The adoption of Ethernet is quickly accelerating with the rise of secure connected cars and the subsequent high demands for data transport.

To date, NXP has shipped six billion CAN, LIN, and FlexRay transceivers to the global automotive industry and two million transceivers are supplied every day. Ethernet will complement these existing standards.

By developing technology purpose-built for automotive applications, NXP’s Ethernet PHY TJA1100 supports automotive low power modes. When the engine is off, the systems sleep. Meanwhile, the Ethernet PHY stays partially powered, waking up the system only upon activity on the network. Contrary to conventional solutions, the NXP Ethernet PHY does not require additional components like voltage regulators to stay on while the engine is off, which greatly improves power consumption and battery lifetime.
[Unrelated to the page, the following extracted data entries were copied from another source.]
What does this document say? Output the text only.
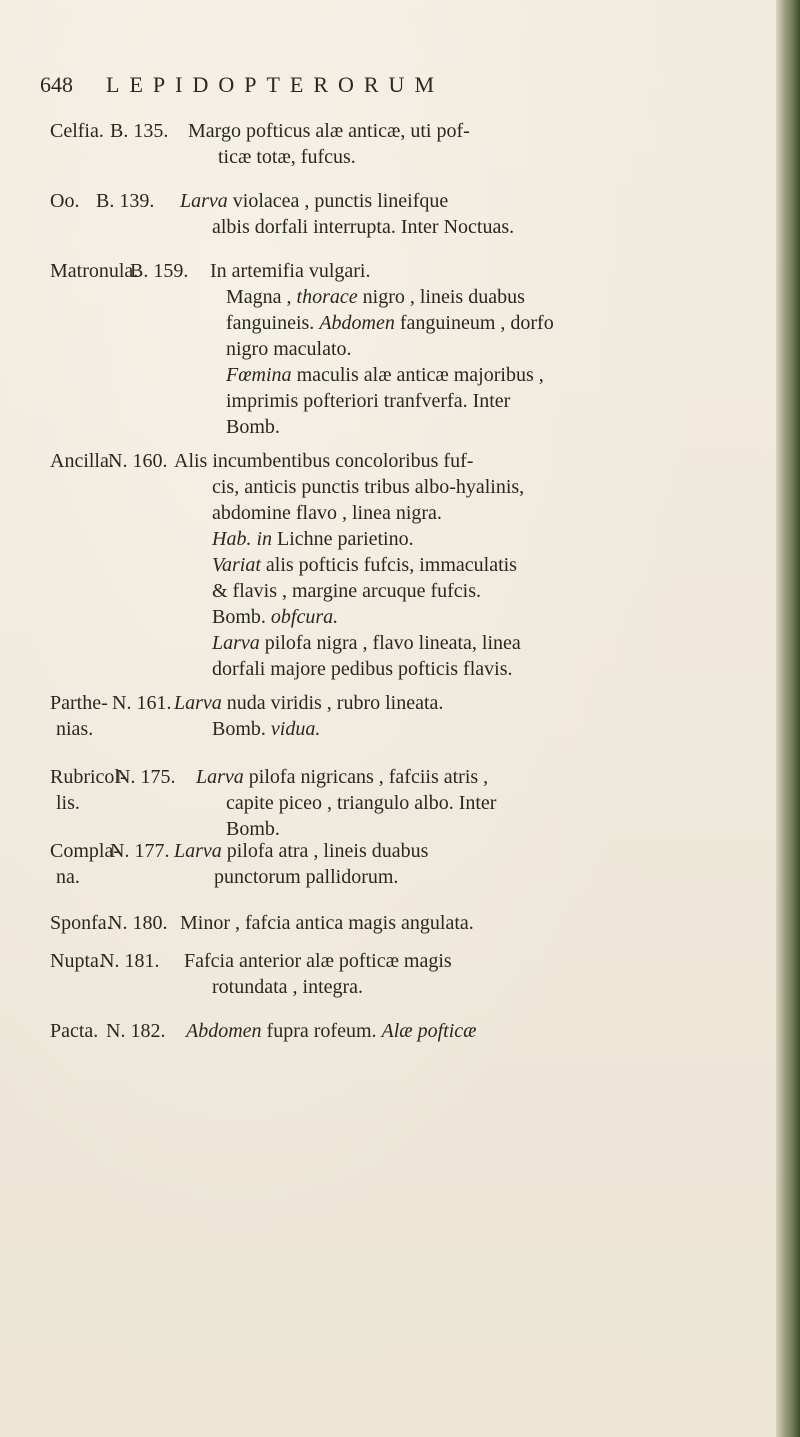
648 LEPIDOPTERORUM
Celfia. B. 135. Margo pofticus alæ anticæ, uti pof-
ticæ totæ, fufcus.
Oo. B. 139. Larva violacea , punctis lineifque
albis dorfali interrupta. Inter Noctuas.
Matronula.
B. 159. In artemifia vulgari.
Magna , thorace nigro , lineis duabus
fanguineis. Abdomen fanguineum , dorfo
nigro maculato.
Fœmina maculis alæ anticæ majoribus ,
imprimis pofteriori tranfverfa. Inter
Bomb.
Ancilla.
N. 160. Alis incumbentibus concoloribus fuf-
cis, anticis punctis tribus albo-hyalinis,
abdomine flavo , linea nigra.
Hab. in Lichne parietino.
Variat alis pofticis fufcis, immaculatis
& flavis , margine arcuque fufcis.
Bomb. obfcura.
Larva pilofa nigra , flavo lineata, linea
dorfali majore pedibus pofticis flavis.
Parthe-
nias.
N. 161. Larva nuda viridis , rubro lineata.
Bomb. vidua.
Rubricol-
lis.
N. 175. Larva pilofa nigricans , fafciis atris ,
capite piceo , triangulo albo. Inter
Bomb.
Compla-
na.
N. 177. Larva pilofa atra , lineis duabus
punctorum pallidorum.
Sponfa.
N. 180. Minor , fafcia antica magis angulata.
Nupta.
N. 181. Fafcia anterior alæ pofticæ magis
rotundata , integra.
Pacta. N. 182. Abdomen fupra rofeum. Alæ pofticæ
NXP has developed the Automotive Ethernet Switch SJA1105 in close co-operation with TTTech, a global leader in the field of robust networking and safety controls. The switch uses Deterministic Ethernet technology to guarantee message latency in applications such as autonomous driving, where deterministic communication is vital for reasons of operational efficiency or functional safety. Deterministic Ethernet supports the trend toward increasing bandwidth requirements of up to one gigabit, while ensuring high reliability in networked control systems and high availability in fail-operational applications. It comprises several standards including Ethernet (IEEE 802.3), Time-Triggered Ethernet (SAE AS6802) as well as Audio Video Bridging (AVB) and Time-Sensitive Networking (TSN).

NXP Ethernet transceivers TJA1100 are available in prototype samples today and will enter mass production before the end of the year. The first samples of the NXP Ethernet Switches SJA1105 have already been successfully tested by car makers and are available upon request.
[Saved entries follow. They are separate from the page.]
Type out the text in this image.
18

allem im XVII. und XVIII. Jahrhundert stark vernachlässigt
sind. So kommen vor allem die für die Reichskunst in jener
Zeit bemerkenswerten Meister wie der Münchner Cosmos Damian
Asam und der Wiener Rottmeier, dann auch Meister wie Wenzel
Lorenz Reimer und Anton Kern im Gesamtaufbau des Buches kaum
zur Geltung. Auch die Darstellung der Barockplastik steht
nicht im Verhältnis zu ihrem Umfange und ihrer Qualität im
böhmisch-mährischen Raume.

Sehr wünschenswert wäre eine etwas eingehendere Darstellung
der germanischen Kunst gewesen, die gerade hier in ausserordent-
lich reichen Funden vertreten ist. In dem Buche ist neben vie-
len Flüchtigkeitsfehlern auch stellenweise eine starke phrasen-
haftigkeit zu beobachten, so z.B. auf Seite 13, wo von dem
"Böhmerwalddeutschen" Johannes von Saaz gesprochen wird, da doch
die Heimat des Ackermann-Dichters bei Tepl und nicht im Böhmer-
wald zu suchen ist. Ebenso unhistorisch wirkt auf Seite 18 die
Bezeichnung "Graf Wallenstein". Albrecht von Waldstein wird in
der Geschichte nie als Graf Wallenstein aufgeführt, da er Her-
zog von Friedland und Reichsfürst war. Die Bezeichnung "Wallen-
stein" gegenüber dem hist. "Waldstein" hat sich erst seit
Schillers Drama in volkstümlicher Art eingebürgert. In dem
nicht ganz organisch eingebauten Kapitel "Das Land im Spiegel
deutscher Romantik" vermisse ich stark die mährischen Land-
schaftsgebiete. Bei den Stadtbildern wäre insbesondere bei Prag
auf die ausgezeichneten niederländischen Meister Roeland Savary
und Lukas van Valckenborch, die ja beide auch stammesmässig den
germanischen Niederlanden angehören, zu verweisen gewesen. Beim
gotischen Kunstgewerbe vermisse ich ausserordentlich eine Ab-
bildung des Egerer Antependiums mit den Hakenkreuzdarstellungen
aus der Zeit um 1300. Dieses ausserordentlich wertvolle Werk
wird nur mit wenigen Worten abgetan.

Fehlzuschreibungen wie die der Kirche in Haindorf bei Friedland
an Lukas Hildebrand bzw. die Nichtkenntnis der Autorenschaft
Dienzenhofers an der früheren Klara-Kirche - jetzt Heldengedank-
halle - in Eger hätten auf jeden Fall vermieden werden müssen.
“Automakers plan to use in-vehicle Ethernet broadly to enable a variety of applications and functions,” said Thilo Koslowski, Vice President and Automotive Practice Leader, Gartner. “These include safety, driver information systems, ADASs and entertainment. By 2023, 162m Ethernet nodes containing 242m ports will be included in produced consumer vehicles, worldwide.”

Jens Hinrichsen, Senior Vice President, Secure Car Access & Networking, NXP, added: “NXP has been a main driver in bringing Ethernet to cars and a founding member of the OPEN Alliance standardising organisation. It is inspiring to see the first ‘true’ automotive Ethernet transceivers and switches coming to market, ready to meet the stringent automotive requirements for EMC, quality, reliability, and volume production. The Ethernet portfolio rounds off our leading in-vehicle networking offering and will open up a variety of new features for future connected cars.”